2025 EU-wide stress test

National Bank of Greece S.A. announces the successful completion of the 2025 EU-wide stress testing exercise, led by the European Banking Authority (EBA) and conducted in cooperation with the European Central Bank (ECB) and the national supervising authorities. The exercise was conducted under the common methodological rules set out by EBA, and macroeconomic and market scenarios defined by the European Systemic Risk Board (ESRB).
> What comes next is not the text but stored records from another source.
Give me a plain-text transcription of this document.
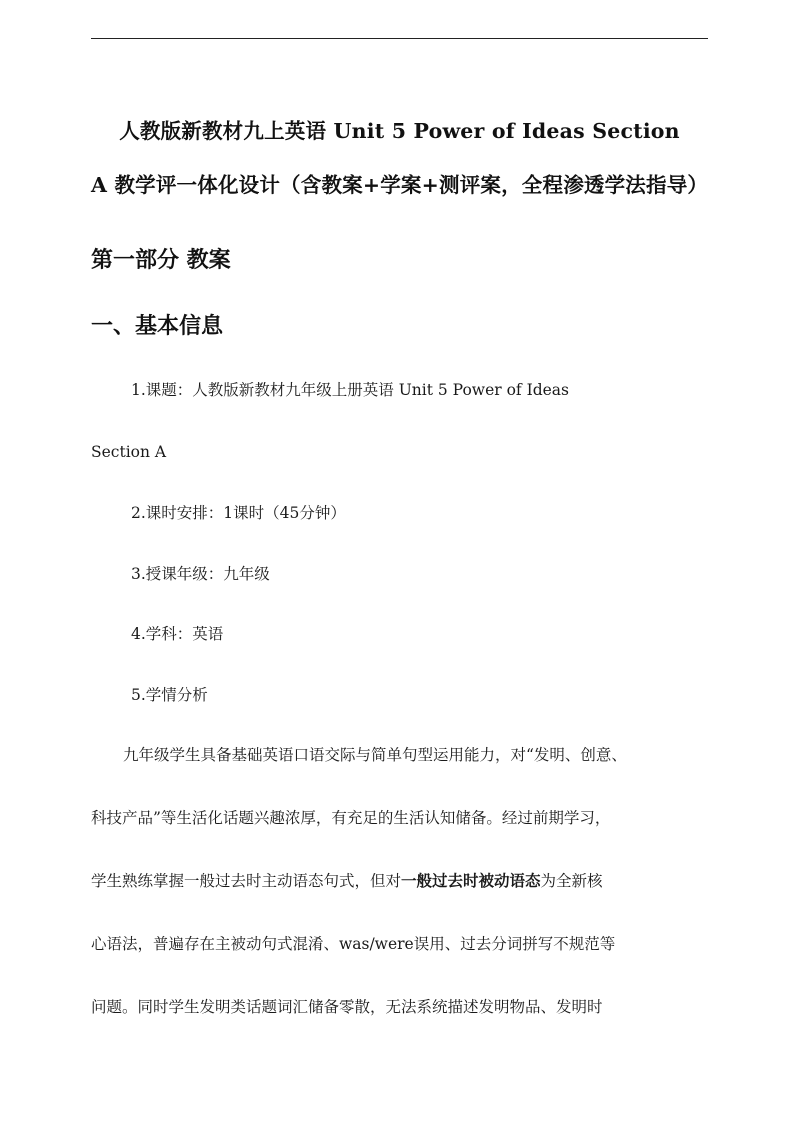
人教版新教材九上英语 Unit 5 Power of Ideas Section
A 教学评一体化设计（含教案+学案+测评案，全程渗透学法指导）
第一部分 教案
一、基本信息
1.课题：人教版新教材九年级上册英语 Unit 5 Power of Ideas
Section A
2.课时安排：1课时（45分钟）
3.授课年级：九年级
4.学科：英语
5.学情分析
九年级学生具备基础英语口语交际与简单句型运用能力，对“发明、创意、
科技产品”等生活化话题兴趣浓厚，有充足的生活认知储备。经过前期学习，
学生熟练掌握一般过去时主动语态句式，但对一般过去时被动语态为全新核
心语法，普遍存在主被动句式混淆、was/were误用、过去分词拼写不规范等
问题。同时学生发明类话题词汇储备零散，无法系统描述发明物品、发明时
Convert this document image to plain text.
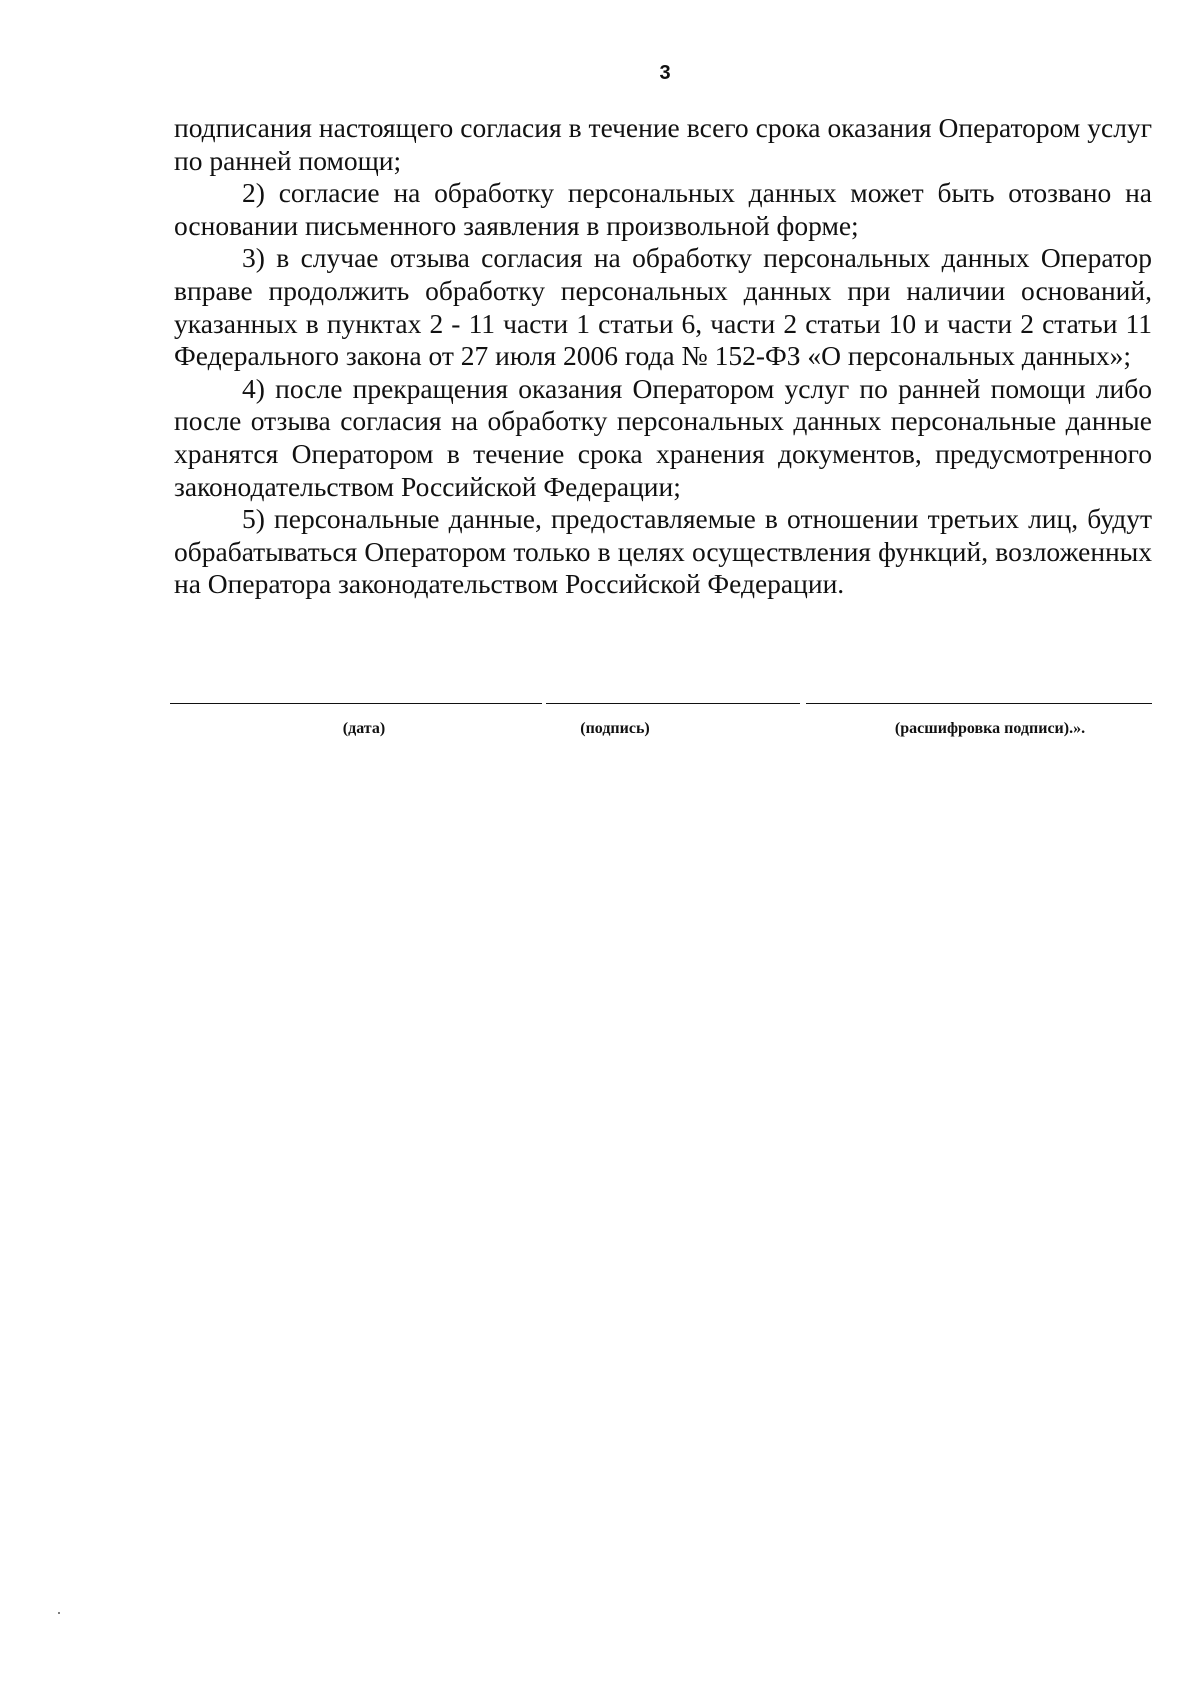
3

подписания настоящего согласия в течение всего срока оказания Оператором услуг по ранней помощи;

2) согласие на обработку персональных данных может быть отозвано на основании письменного заявления в произвольной форме;

3) в случае отзыва согласия на обработку персональных данных Оператор вправе продолжить обработку персональных данных при наличии оснований, указанных в пунктах 2 - 11 части 1 статьи 6, части 2 статьи 10 и части 2 статьи 11 Федерального закона от 27 июля 2006 года № 152-ФЗ «О персональных данных»;

4) после прекращения оказания Оператором услуг по ранней помощи либо после отзыва согласия на обработку персональных данных персональные данные хранятся Оператором в течение срока хранения документов, предусмотренного законодательством Российской Федерации;

5) персональные данные, предоставляемые в отношении третьих лиц, будут обрабатываться Оператором только в целях осуществления функций, возложенных на Оператора законодательством Российской Федерации.

(дата)	(подпись)	(расшифровка подписи).».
NBG participated in the 2025 EU-wide stress test as part of the EBA sample of euro-area’s largest banks.
Within the above context, the stress test was based on a static balance sheet approach, thus factoring in NBG Group’s financial and capital position of 31.12.2024 as a starting point and conducting a 3-year horizon stress simulation (for the period 2025-27), under a Baseline and an Adverse scenario.  The Adverse scenario reflects a hypothetical, severe escalation in geopolitical tensions, accompanied by significant new trade restrictions, having strong adverse effects on private consumption and investments, both within Greece and globally.  Under this scenario, a set of adverse financial and economic assumptions has been incorporated to simulate a severe economic impact across the EU, entailing substantial real GDP contraction, persistently high inflation and other associated financial shocks. Specifically for Greece, the scenario assumes a cumulative real GDP decline of -6.1% over three years, elevated inflation at 11.6% (HICP), and substantial declines in real estate values, with residential and commercial property prices falling by -22% and -29%, respectively.

Under the commonly applied methodology, in the Adverse scenario:

National Bank of Greece’s fully loaded (FL) CET 1 ratio settled at the end of 2027 just 0.50pps lower than the starting point of the exercise (restated for the introduction of CRR3), exhibiting the 2nd best result among the 51 Significant Institutions directly supervised by the SSM (and the 5th among the 64 banks of the total EBA sample). 
In the domestic banking space, this outcome positions NBG as the top performer, with Greek peers reporting a 3-year depletion of 1.81pps on average. 
Considering the trough year, NBG’s maximum depletion stands at 1.40pps, being 0.58pps better than domestic peers’ average.
The Baseline scenario resulted in a capital accretion of 3.67pps over the 3-year horizon.

The result of the 2025 EU-wide stress test demonstrates NBG Group’s resilience to shocks and ability to maintain solid capital levels, even in conditions of severe economic stress. Comparing the performance to previous stress test exercises, NBG has achieved notable progress over the past years in strengthening its balance sheet, despite globally challenging economic conditions. Specifically, the 2025 stress test outcome reflects the successful NPE deleveraging Strategy, the build-up of adequate capital buffers as well as the generation of sustainable profitability, underpinned by strong core income and efficient cost management.

Furthermore, it is noted that National Bank of Greece S.A. Group CET1 ratio on 30 June 2025 stood at 18.9%, up +60bps ytd (including period profits and net of a 60% pay out accrual).